HARI SREENIVASAN: Long believes that other conservatives will eventually support this approach, because there are republicans all over the country who feel their votes don’t matter.
MIKE LONG: I think there’s an awful lot of people feel they’re disenfranchised, that their vote doesn’t make any difference. If you live in Chicago and you happen to be, if you happen to be a conservative Republican, you feel that, in Illinois, I don’t have a chance to turn this around. If you’re a Democrat in Oklahoma, you probably don’t come out to vote because you don’t have a shot to carry the state for your favorite candidate, whoever that may be.
JOSHUA TUCKER: Once you get enough states to pass this law, then it doesn’t matter what the other states are doing.
HARI SREENIVASAN: Professor Tucker sees one way that momentum in support of the National Popular Vote Compact could grow after this year’s election.
JOSHUA TUCKER: If Trump wins the election, there is a small but non-trivial chance that he would win the election without having received a majority of the popular vote.
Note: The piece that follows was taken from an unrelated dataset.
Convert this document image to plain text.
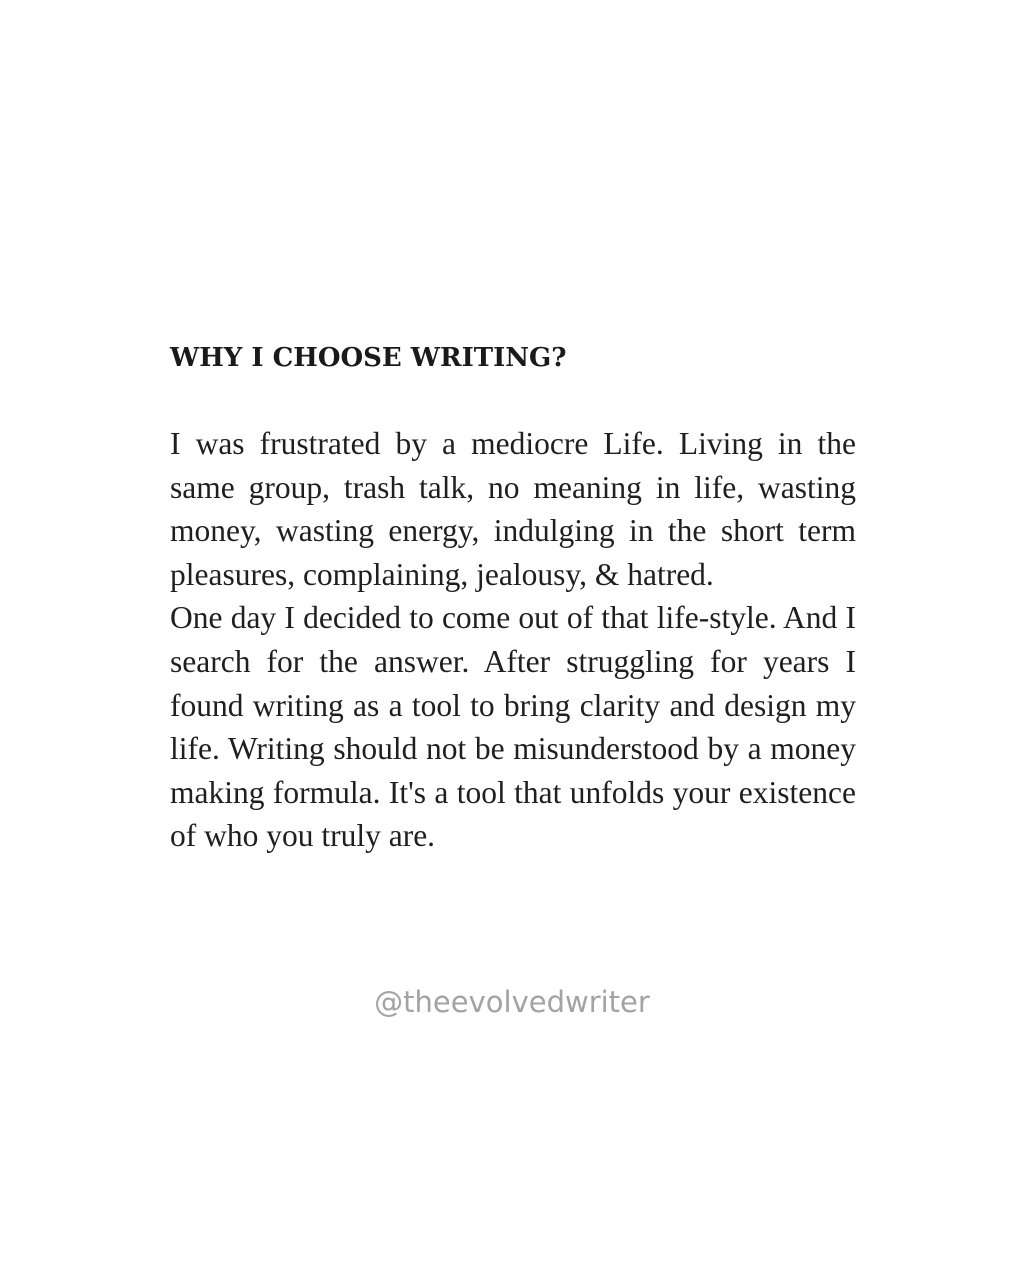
WHY I CHOOSE WRITING?

I was frustrated by a mediocre Life. Living in the same group, trash talk, no meaning in life, wasting money, wasting energy, indulging in the short term pleasures, complaining, jealousy, & hatred.

One day I decided to come out of that life-style. And I search for the answer. After struggling for years I found writing as a tool to bring clarity and design my life. Writing should not be misunderstood by a money making formula. It's a tool that unfolds your existence of who you truly are.

@theevolvedwriter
Without even seeing a plurality. If he was elected where he won the Electoral College but lost the popular vote, I think it would give a strong impetus to this move to national popular vote.
HARI SREENIVASAN: Still, even a compact between states totaling 270 electoral votes would likely be challenged in the courts, including whether it a compact like this is enforceable. But Assemblyman Jeffrey Dinowitz is optimistic that a national popular vote can become a reality.
JEFFREY DINOWITZ: I think over time, more and more people are coming around to the point of view that this should happen. So there still is a ways to go. But I think that the more people look at this, the more support it gets. It’s not a partisan issue. It’s just not.